The world, as in many other issues, seems to be divided into two camps: the ones who say that in order to be feminine the woman must deny her selfhood, her creativity, her inalienable right to be a full-fledged individual – and on the other hand, to be the best she can be, to be the most intelligent and the most strong she can be. This opinion tends to believe that if the woman is strong and self-sustaining and creative and independent, that this needs to impair her femininity.
On the other hand, we have the great factions of the new womanhood that is arising today that denies the feminine principle, the receptive principle, and confuses it with what these other people say: the woman, if she’s feminine, she has to be weak and dependent. Of course, then there is a rebellion against this.
Your work can be very helpful to bring these two principles together – to show that if the woman is without the receptivity and the capacity to surrender to her feelings, and to be wholly loving and melting and soft, that if she is not that, she can never be strong; just as the man can never be truly strong, without his gentleness.
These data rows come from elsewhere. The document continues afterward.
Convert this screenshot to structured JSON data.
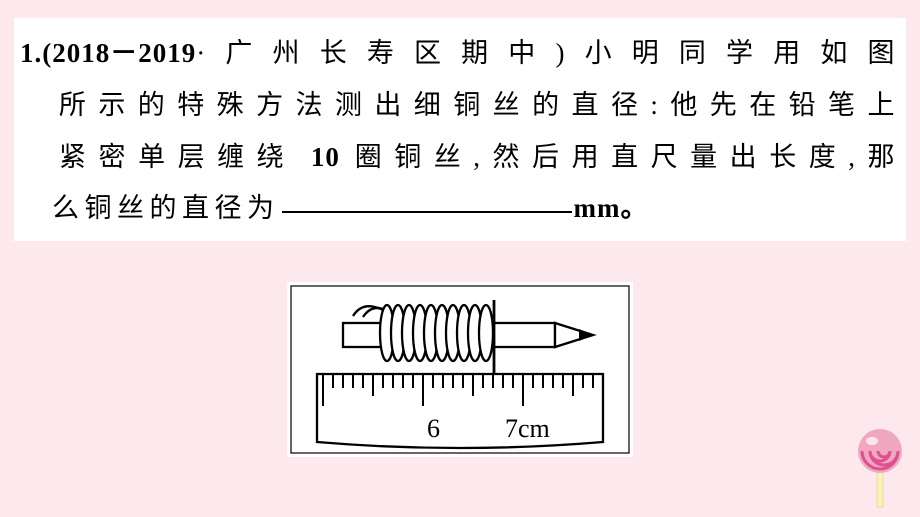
{
  "question": {
    "num": "1.",
    "source_open": "(2018－2019",
    "dot": "·",
    "source_loc": "广州长寿区期中)",
    "line1_tail": "小明同学用如图",
    "line2": "所示的特殊方法测出细铜丝的直径:他先在铅笔上",
    "line3a": "紧密单层缠绕",
    "turns": " 10 ",
    "line3b": "圈铜丝,然后用直尺量出长度,那",
    "line4a": "么铜丝的直径为",
    "unit": "mm。"
  },
  "fig": {
    "type": "diagram",
    "background_color": "#ffffff",
    "stroke_color": "#000000",
    "ruler": {
      "small_ticks_step": 1,
      "major_labels": [
        "6",
        "7cm"
      ],
      "label_fontsize": 24,
      "label_font": "Times New Roman"
    },
    "coil": {
      "turns": 10
    }
  },
  "page": {
    "bg": "#fce8ed",
    "text_bg": "#ffffff"
  },
  "lollipop": {
    "colors": {
      "stick": "#f7f3b5",
      "head": "#f0a8c0",
      "swirl": "#e05090",
      "highlight": "#ffffff"
    }
  }
}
Now, they both start from two different ends, but the principle is the same. The man must come through his softness to his strength, and the woman must come also through her softness to her strength. In history, it was the other way around. The man had to be, for a long time, only strong, apparently or primarily or predominantly. In order to survive in times past, he had to curb the tendency for his soft feelings.
And the woman, for a long time, had to curb her strength and her individuality. So they did approach one another from two different ends. But both need to combine both principles in order to be fully men and women. You can help very, very much in discussing these principles from many different angles and vantage points, to find this unity and to create a unity out of this dualistic split on this topic.
QUESTION: We’ve been recently making contact with a women’s group in places like Findhorn. I was wondering if you could give some guidance about the possibility of moving from various spiritual centers around the world during the International Women’s Year and perhaps infusing the new spiritual consciousness, particularly during that International Women’s Year conference.
ANSWER: I would be glad to. Instead of having another question and answer session whenever that is scheduled for, I will give a specific lecture [Lecture #229 Woman and Man in the New Age], if you wish, for that purpose, which can be used and which can become a link for all these women.